Wie sehr Kreativität an die zugrunde liegenden Bedingungen geknüpft ist, veranschaulicht die aktuelle Situation deutlich: die COVID-19-Regelungen stellen gewohnte Orte der Produktion und der Rezeption von Kunst und damit gewohnte Kreativprozesse auf die Probe. Neben der Umstellung auf distance-learning und damit verbunden der Etablierung neuer digitaler Formate werden vielerorts neue Inhalte aus der Krise geschöpft, die für eine reflektierte künstlerische Umsetzung fruchtbar gemacht werden.
„Content Follows Function“ – wie sich neue Inhalte etablieren
So widmete sich unter dem Titel „Ersatzhandlungen ohne Körperkontakt.

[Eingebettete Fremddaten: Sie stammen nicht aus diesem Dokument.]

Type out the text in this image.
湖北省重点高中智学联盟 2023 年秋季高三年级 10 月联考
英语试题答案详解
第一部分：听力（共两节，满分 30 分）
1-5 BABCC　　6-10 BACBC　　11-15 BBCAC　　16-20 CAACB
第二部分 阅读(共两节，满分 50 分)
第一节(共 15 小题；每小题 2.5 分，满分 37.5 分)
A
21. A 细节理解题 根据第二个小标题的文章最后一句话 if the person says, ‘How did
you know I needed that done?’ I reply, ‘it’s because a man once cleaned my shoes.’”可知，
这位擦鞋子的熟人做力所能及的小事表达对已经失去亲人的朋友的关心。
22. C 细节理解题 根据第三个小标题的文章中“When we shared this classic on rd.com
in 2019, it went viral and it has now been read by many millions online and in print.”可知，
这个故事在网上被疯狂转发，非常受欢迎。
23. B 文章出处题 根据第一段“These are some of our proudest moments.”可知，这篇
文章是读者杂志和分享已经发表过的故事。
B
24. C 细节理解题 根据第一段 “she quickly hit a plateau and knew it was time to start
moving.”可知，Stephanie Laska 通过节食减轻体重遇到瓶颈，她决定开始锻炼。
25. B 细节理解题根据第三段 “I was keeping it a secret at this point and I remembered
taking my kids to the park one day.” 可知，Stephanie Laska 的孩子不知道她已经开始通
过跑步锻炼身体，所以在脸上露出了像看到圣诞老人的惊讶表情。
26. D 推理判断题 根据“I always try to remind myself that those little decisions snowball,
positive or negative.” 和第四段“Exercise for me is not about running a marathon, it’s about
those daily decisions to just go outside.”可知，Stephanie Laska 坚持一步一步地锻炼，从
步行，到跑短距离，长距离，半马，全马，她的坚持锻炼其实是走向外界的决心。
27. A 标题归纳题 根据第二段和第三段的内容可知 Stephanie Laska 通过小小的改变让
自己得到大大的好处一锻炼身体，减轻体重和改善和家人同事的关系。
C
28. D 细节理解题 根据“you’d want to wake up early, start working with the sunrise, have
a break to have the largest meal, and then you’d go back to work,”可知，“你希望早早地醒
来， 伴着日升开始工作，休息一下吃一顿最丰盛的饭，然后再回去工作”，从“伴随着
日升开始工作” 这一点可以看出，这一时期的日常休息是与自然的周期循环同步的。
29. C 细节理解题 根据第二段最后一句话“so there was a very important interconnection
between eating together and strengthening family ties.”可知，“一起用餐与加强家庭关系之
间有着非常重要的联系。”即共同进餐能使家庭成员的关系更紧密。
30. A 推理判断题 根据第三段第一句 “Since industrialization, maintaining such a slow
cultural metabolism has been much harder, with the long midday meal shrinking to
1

Musizieren in Quarantäne“ das Seminar der Kompositionsklasse von Volkmar Klien, Leiter des Instituts für Komposition, Dirigieren und Computermusik (IKD), dem Musizieren in Medienräumen – einem Projekt musikalischer Substitution von Paquito Chiti, Martina Claussen, Isabella Forciniti, Volkmar Klien, Tobias Leibetseder, Michael Mikolasek, Kamran Moharramzadeh, Katharina Roth, Astrid Schwarz und Peter Trabitzsch. „Ursprünglich für dieses Seminar geplant war eine Auseinandersetzung mit der Rolle von Technologie und damit verbunden ihre Auswirkungen auf die kompositorische Arbeit und den Werkbegriff in der Praxis“, erklärt Klien. Die Maßnahmen zur Eindämmung des Corona-Virus, die persönliche Treffen oder gemeinsame Proben gänzlich verunmöglichten, spitzten diese Vorgabe noch weiter zu. In einer Welt, in der Kommunikation außerhalb des eigenen Wohnungsverbundes praktisch nur mehr in Form von Telepräsenz stattfindet, ereignet sich gemeinsames Musizieren in Medienräumen. Dort kann man, ortsunabhängig, von überall und mit allen zusammenkommen und doch bleibt das Medium zwischen menschlichen Körpern als Ermöglichung dieser Kommunikation stets undurchdringliche Membran. Sie erlaubt gemeinsames Musizieren in Quarantäne, erlaubt Ersatzhandlungen ohne Körperkontakt und Ansteckungsgefahr, wird aber gerade in diesen Ersatzhandlungen selbst thematisch. Denn das Ohr ist schnell und das Netz oft langsamer als es scheint. In dieses Bio(techno)top begaben sich die 10 Akteur*innen des Seminars, und damit an die Schnittstellen und Bildschirme, wo sie den leicht verzögerten Aktionen der anderen lauschten, darauf reagierten, um schließlich Substitutionslösungen für den Rausch gemeinsamen Musizierens zu suchen und zu encodieren. Die Ergebnisse des Kompositionsseminars wurden in einer Radiosendung der Öffentlichkeit präsentiert.
Musizieren mit Körperkontakt
Noch über den Sommer wird das Ensemble drei Mal in der Alten Schmiede in Wien als das Telharmonische Residenzorchester mit zugeschalteten Gästen auftreten, außerdem gastiert es im September beim Ars Electronica Festival in Linz. Auf ein Live-Publikum darf das Institut für Komposition, Dirigieren und Computermusik bei der fünften Auflage des Festivals für Aktuelle Musik „Leicht über Linz“ hoffen, das sich vom 30. November bis 3. Dezember mit zahlreichen Uraufführungen von Studierenden, Absolvent*innen, Professor*innen sowie internationalen Gästen dem umfassenden Musikschaffen der Gegenwart widmet. Zu Gast sind unter anderem das Künstler*innenkollektiv Ensemble Schallfeld und die Komponistin Clara Iannotta.